The biggest story in Europe in the coming days will be Ukraine. After months of cajoling, pandering, and flattering, Europeans sense they’ve convinced Donald Trump to muck in on protecting Ukraine from further Russian attacks after the war.
Debate over the post-war security guarantees Europe might extend to Ukraine has intensified in recent weeks, fuelled in part by this month’s US-Russia summit in Alaska, which stirred tentative hope for a peace deal.
Now, as defence and foreign ministers descend on Copenhagen for the next few days, and parallel moves are made by the so-called "Coalition of the Willing" – states led by France and Britain to offer security assistance of some kind to Ukraine – the Europeans will try to flesh out just how those guarantees should work in practice.
A peacekeeping force has been floated, but its shape remains opaque. Trump, for his part, has signalled willingness to help, but he won’t send troops.
It’s a moment of truth for countries around the bloc to stump up, as they push to get President Volodymyr Zelenskyy in the strongest possible negotiating position for future peace talks with his Russian counterpart, Vladimir Putin.
Italian PM Giorgia Meloni has been touting a new European security architecture inspired by NATO’s mutual defence clause, but there’s little understanding of how that would work. The general parameters would likely mean beefing up Ukraine’s army and getting an American backstop for a "reassurance force," composed mainly of European soldiers stationed far from a frozen frontline.
Military chiefs will meet today to keep hashing out a draft framework of the guarantees. Then, national security advisors should finalise it within days, before leaders make the final call.

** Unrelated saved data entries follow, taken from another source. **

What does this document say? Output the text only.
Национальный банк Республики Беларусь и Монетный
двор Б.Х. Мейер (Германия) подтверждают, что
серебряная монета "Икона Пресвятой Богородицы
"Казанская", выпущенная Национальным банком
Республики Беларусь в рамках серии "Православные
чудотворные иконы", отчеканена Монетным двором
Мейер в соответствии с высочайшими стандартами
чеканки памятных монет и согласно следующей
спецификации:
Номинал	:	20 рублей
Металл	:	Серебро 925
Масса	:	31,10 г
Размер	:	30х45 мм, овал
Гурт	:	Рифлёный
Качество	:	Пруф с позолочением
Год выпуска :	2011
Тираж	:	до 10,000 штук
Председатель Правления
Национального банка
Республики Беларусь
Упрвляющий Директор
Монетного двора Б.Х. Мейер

Less than half of the 30-strong Coalition of the Willing are open to sending troops, reports my colleague Charles Cohen in this must-read piece on who’s offering what. Others have suggested different kinds of support: watching the skies, sending ships, providing operational guidance, easing logistics, training staff, and even opening their military bases to troops.
The sad truth is that, regardless of how many details emerge from the European side in the days ahead, the end of the war or even a truce remains stubbornly out of reach. Without that, finessing the security guarantees is, at best, an academic exercise.
Russia is playing for time and has already cast European and American security guarantees as a non-starter. A trilateral summit between Putin, Zelenskyy and Trump is still a distant prospect. While the precise contours of US involvement are unknown, EU officials don’t see Russia taking any steps to end the war.
Donbas remains the core linchpin. For Putin, control of Donetsk and Luhansk is essential, both to sell the war as a victory at home and to strategically hold Kyiv vulnerable. For Zelenskyy, surrendering the region is politically and militarily untenable, it is where many Ukrainians trace the war’s origins. Losing it would devastate morale and weaken its defences.
Ursula von der Leyen, leading a more diplomatic kind of reassurance force, will head to seven eastern EU countries starting Friday, including Finland and Romania, in a trip focused on boosting Europe’s defence capacities.